LiveWhale is able to do this very nicely. By going into your “Linked Calendars” option you can point your calendar at an external iCAL feed and pull it into LiveWhale. You further have your choice of linking the event to an entry within LiveWhale or to the original URL in the external system. We have also had a few extra customizations added. You can now set your linked calendars to automatically recommend events to the university calendar, and you can add custom images to your imported events.
LiveWhale also has several ways in which you can export events. If you want to process and format the content yourselves, there is a complete REST interface that allows you to pull information out of the system through RSS, iCAL, or JSON formats. Through structuring your URL call, you can pull your entire calendar or just specific pieces.
After almost a year of knowing we need to implement a new calendar, evaluating vendors, and customizing our final selection, we are happy to announce that our new web calendar is now online.

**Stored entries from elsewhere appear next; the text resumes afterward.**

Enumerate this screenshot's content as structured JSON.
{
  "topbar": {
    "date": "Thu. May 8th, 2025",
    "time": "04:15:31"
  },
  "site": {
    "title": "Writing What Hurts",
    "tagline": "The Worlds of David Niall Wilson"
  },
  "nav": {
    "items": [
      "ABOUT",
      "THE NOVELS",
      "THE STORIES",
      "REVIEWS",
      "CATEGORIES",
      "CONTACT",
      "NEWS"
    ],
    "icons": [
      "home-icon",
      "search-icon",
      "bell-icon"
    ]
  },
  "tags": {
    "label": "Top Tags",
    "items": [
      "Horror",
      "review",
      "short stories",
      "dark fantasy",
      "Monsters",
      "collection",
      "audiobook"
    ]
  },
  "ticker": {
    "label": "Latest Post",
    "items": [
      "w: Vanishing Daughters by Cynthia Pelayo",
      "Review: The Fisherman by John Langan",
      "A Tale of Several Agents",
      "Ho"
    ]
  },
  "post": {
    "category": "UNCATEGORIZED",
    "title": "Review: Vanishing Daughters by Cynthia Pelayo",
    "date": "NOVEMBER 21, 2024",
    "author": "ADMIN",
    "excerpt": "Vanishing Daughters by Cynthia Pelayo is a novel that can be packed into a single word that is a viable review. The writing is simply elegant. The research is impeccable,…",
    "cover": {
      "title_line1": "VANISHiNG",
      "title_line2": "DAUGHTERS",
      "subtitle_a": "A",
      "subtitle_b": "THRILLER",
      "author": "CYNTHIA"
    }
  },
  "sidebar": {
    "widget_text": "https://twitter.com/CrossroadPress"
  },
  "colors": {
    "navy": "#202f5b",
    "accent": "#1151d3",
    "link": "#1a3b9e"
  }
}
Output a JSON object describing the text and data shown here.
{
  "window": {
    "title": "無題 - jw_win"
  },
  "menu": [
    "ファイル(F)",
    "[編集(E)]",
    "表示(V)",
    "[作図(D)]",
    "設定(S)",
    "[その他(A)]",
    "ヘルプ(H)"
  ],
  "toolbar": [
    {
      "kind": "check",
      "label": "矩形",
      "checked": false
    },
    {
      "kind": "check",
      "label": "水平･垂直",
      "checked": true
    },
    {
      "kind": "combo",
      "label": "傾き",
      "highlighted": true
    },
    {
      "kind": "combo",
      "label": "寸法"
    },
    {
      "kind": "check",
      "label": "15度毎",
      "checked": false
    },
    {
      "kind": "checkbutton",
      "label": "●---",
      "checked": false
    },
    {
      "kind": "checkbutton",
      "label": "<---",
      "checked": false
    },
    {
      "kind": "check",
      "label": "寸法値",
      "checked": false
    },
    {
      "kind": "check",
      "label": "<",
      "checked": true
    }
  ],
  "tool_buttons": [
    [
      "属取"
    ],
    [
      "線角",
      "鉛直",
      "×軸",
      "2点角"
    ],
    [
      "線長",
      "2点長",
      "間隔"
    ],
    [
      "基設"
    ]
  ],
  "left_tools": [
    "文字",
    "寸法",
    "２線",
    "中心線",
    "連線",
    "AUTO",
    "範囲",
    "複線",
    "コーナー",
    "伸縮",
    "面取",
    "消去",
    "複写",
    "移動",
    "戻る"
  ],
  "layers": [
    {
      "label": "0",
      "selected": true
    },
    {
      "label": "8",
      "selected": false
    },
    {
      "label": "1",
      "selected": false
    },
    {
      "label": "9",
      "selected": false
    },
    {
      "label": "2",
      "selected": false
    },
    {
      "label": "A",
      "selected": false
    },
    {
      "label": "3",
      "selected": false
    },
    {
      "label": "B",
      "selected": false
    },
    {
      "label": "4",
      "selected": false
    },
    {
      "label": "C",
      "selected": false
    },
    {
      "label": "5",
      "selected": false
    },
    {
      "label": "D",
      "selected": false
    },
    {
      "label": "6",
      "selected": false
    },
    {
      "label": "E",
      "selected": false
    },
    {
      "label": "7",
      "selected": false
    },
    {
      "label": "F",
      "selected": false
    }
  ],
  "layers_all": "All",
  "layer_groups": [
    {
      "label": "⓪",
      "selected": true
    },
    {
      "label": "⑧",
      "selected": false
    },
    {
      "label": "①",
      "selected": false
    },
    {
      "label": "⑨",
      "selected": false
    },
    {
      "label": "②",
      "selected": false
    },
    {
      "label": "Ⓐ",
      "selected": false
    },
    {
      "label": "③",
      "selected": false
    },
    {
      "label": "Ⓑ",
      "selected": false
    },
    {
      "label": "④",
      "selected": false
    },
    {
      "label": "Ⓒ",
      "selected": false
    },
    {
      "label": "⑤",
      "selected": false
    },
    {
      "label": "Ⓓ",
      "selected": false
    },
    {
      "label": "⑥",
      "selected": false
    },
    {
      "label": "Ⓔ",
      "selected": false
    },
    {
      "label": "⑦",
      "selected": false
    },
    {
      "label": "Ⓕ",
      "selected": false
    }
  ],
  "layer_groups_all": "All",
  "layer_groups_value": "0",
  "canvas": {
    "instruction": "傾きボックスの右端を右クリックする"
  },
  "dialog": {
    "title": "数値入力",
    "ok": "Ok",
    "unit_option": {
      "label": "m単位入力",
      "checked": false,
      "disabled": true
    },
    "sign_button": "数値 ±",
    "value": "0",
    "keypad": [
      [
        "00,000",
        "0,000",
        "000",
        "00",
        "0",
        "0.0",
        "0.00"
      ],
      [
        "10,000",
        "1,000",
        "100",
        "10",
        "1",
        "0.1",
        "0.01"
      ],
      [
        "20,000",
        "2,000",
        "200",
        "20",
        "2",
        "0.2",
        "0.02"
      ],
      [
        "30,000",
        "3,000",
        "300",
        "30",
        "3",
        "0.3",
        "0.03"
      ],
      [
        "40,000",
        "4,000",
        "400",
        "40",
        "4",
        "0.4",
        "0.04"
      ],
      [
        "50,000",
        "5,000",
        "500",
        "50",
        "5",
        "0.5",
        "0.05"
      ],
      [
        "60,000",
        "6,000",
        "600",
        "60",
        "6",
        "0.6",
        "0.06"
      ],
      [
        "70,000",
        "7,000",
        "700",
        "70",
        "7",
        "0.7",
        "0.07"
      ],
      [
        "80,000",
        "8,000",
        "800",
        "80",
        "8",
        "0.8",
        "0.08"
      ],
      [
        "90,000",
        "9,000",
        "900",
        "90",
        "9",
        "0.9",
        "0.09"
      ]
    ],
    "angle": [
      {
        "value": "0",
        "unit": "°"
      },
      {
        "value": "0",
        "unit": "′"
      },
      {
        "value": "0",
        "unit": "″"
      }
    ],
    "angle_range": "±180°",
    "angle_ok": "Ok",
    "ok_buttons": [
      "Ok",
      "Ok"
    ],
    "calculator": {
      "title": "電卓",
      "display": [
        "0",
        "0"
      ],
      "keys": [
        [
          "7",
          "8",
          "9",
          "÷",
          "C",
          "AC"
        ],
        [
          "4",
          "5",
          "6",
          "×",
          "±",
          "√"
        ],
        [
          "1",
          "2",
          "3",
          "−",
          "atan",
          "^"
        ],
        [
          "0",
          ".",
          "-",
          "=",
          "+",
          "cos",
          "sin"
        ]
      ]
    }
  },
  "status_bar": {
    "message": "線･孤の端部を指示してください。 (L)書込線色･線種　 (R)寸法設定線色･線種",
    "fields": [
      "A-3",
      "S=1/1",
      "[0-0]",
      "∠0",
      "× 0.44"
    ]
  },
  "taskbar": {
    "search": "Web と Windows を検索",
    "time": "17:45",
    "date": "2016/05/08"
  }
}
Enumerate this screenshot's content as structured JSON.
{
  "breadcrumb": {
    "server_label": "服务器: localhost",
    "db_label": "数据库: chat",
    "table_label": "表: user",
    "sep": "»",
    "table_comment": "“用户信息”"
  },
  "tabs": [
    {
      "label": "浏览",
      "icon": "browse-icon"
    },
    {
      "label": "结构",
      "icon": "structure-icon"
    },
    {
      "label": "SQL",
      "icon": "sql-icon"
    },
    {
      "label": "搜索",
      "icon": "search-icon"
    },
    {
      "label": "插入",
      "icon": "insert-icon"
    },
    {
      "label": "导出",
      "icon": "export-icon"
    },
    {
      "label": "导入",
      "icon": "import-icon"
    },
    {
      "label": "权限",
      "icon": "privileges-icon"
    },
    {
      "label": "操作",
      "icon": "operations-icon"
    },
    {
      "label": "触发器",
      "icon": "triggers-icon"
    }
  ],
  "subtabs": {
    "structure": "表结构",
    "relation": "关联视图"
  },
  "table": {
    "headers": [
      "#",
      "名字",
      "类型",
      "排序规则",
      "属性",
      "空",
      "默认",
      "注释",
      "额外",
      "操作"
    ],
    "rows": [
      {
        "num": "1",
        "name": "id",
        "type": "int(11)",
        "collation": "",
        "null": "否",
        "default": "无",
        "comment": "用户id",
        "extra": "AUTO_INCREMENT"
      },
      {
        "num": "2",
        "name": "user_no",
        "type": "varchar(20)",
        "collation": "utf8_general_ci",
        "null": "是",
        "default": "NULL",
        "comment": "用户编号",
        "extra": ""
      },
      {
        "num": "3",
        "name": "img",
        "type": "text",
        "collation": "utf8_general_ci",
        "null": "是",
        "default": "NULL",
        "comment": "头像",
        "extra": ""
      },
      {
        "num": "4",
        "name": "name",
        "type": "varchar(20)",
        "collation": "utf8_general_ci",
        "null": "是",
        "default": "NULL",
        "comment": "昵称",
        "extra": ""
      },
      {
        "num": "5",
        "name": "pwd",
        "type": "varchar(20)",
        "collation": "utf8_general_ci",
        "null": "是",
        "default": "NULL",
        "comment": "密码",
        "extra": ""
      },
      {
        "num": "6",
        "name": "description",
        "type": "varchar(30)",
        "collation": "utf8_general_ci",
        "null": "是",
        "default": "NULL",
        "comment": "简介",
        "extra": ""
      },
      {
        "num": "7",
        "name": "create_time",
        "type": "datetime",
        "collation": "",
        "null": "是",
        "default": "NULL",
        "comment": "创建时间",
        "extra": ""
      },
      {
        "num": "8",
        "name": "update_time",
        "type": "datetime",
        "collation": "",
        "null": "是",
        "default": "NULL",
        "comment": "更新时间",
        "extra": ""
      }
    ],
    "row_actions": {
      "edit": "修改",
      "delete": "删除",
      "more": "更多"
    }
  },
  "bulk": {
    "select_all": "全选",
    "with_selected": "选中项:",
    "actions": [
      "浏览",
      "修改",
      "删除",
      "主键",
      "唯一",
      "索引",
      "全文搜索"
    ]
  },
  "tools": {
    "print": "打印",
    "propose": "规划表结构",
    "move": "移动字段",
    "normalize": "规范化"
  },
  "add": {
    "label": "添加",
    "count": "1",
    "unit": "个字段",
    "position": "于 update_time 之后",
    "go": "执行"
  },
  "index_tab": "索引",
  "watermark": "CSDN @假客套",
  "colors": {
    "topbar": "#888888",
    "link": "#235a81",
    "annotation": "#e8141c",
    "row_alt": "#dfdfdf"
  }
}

Powered by LiveWhale Calendar, this new system represents a significant step forward. The new software is much easier to use and administer than our previous system, and offers many new features that make the calendar more valuable to both departments on campus and our website viewers.
Even more important than the new features is a new philosophy for what the calendar is all about. Rather than being just a list of everybody’s events, we want to use the calendar as a platform to market the university by showing off all the wonderful things that take place on campus. We want no not just give a time and date for every meeting on campus, but also to showcase things like the world leaders that the Bush School brings to campus, the prestigious authors that the libraries host, Fortune 500 CEOs that speak at the Mays school, and so forth. Showing the types of events that occur here reinforces with our audience the concept of Texas A&M as a destination school.
To that end, we want to produce a calendar that not only gave event details, but does so in a highly visual manner that makes viewers interested in reading the event – and therefore more likely to attend. The LiveWhale calendar system is beautifully set up to do this. During several vendor conversations it became evident that they were in sync with what we want to do and that they have built a platform with exactly that in mind.
We will post a series of articles going over the new features of the calendar, how we hope to use it, and how you can contribute to the process.